Now, I have heard people say, “oh, I can’t think in imagery at all, I have no capacity for internal images.”  Believe me, your brain thinks in imagery. One of the most interesting discoveries made recently, and it’s, of course, I guess, still hypothetical, is the capacity of the brain to operate depends entirely on imagery. It’s imagery transfer, primarily, that goes on. The discovery that even congenitally blind children think in images is kind of interesting. They find that congenitally blind teenagers can solve spatial, geometric organizational problems far better than seeing children. Why? Because they have developed such an acutely accurate, internal visual process. It’s just a matter of accessing, getting at it. 

So, we find that the telling of the story challenges the brain into entirely new routing every time. Every new story means that new neural connections must be made between all the fields involved in imagery, and the sensory maps of the brain, and so on, new fields must be established, new connections between those fields must be established. So the brain has to continually expand its neural connections. And remember, the neural connections are what counts, not just the number of neurons, but the neural connections. We have already covered that. And so, each new story demands what? A complete, new, rerouting of the neural patterns themselves. Do you see what this does? It means the brain has to continually expand and expand its operations, auditory, visual, sensory fields, and all the rest of it, with each story. 

Then we get into the idea, why does the child want to hear the same story over and over and over.  Because anytime a field establishes long range connections with other fields, this requires their long range axons. And it’s those that must be myelinated to lock in a pattern and preserve the activities of that particular neural field and its capacities. 

So, we find that once these fields, in regard to that story and that fluid connection of imagery, stabilizes, and those connections become firm, then the repetition of the story is no longer so necessary. Do they want to hear the same story over and over and over because they want to learn the story? They know it perfectly after one hearing. They will correct you if you get one-word wrong the second time. No, it’s to establish this enormous challenge to the brain and all these new neural connections that are demanded. 

Now then, the next step in this is, once the neural fields are stabilized, and you will find this happening, is the child will want to act out the imagery, act out the inner world they have created. This completes the circuitry.  We have put the stimulus coming in, they have created the internal world, now they want to take the internal world and project it back out onto their external world, as Vygotsky, the great Russian, one of our most brilliant developmentalists, said, “they want to modify the external world by the internal world, and play in a world of their own creation.”

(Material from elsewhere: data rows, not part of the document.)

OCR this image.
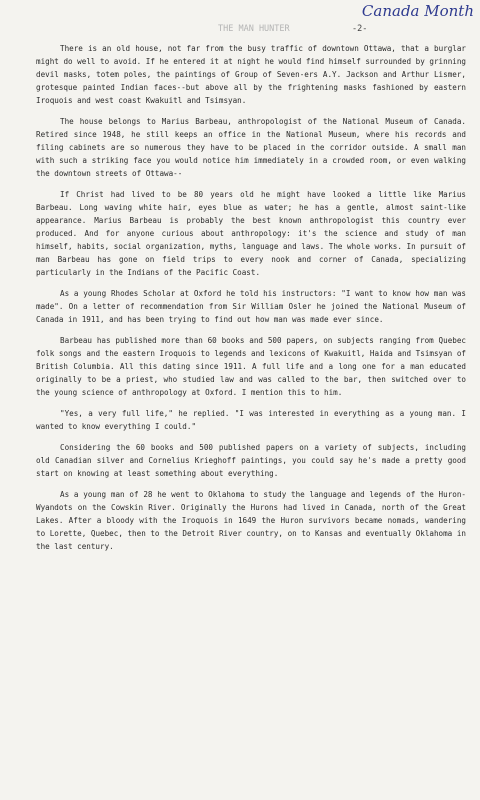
Canada Month
THE MAN HUNTER	-2-

There is an old house, not far from the busy traffic of downtown Ottawa, that a burglar might do well to avoid. If he entered it at night he would find himself surrounded by grinning devil masks, totem poles, the paintings of Group of Seven-ers A.Y. Jackson and Arthur Lismer, grotesque painted Indian faces--but above all by the frightening masks fashioned by eastern Iroquois and west coast Kwakuitl and Tsimsyan.

The house belongs to Marius Barbeau, anthropologist of the National Museum of Canada. Retired since 1948, he still keeps an office in the National Museum, where his records and filing cabinets are so numerous they have to be placed in the corridor outside. A small man with such a striking face you would notice him immediately in a crowded room, or even walking the downtown streets of Ottawa--

If Christ had lived to be 80 years old he might have looked a little like Marius Barbeau. Long waving white hair, eyes blue as water; he has a gentle, almost saint-like appearance. Marius Barbeau is probably the best known anthropologist this country ever produced. And for anyone curious about anthropology: it's the science and study of man himself, habits, social organization, myths, language and laws. The whole works. In pursuit of man Barbeau has gone on field trips to every nook and corner of Canada, specializing particularly in the Indians of the Pacific Coast.

As a young Rhodes Scholar at Oxford he told his instructors: "I want to know how man was made". On a letter of recommendation from Sir William Osler he joined the National Museum of Canada in 1911, and has been trying to find out how man was made ever since.

Barbeau has published more than 60 books and 500 papers, on subjects ranging from Quebec folk songs and the eastern Iroquois to legends and lexicons of Kwakuitl, Haida and Tsimsyan of British Columbia. All this dating since 1911. A full life and a long one for a man educated originally to be a priest, who studied law and was called to the bar, then switched over to the young science of anthropology at Oxford. I mention this to him.

"Yes, a very full life," he replied. "I was interested in everything as a young man. I wanted to know everything I could."

Considering the 60 books and 500 published papers on a variety of subjects, including old Canadian silver and Cornelius Krieghoff paintings, you could say he's made a pretty good start on knowing at least something about everything.

As a young man of 28 he went to Oklahoma to study the language and legends of the Huron-Wyandots on the Cowskin River. Originally the Hurons had lived in Canada, north of the Great Lakes. After a bloody with the Iroquois in 1649 the Huron survivors became nomads, wandering to Lorette, Quebec, then to the Detroit River country, on to Kansas and eventually Oklahoma in the last century.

I give the example over and over, my favorite one with this last family of mine, our little toddler, when she was about 14 months old, she was very precocious, we would tell her the three bears story over and over until I was sick of the three bears stories. And then suddenly one evening as we sat at the table to eat, and she takes a bite, and she says, “oh, it’s too hot, we must go for a walk in the forest.” Now, immediately, she has represented her plate of food as a bowl of porridge, and immediately, I am papa bear, here is mamma bear, and she is baby bear, and we are going for a walk in the forest. Now, what has she done? She has created an internal world, stabilized it, and then she wants to take the internal and project it back onto the external world, and change her external world according to the dictates of her own inner construction.  And here you have the foundation for infinite creation. Through story and imagination, the child discovers this great secret, that her own internal capacities of creation can modify and make a profound difference in her external world. And on that, human beings, from the very beginning, take an evolutionary leap that leaves other species far behind.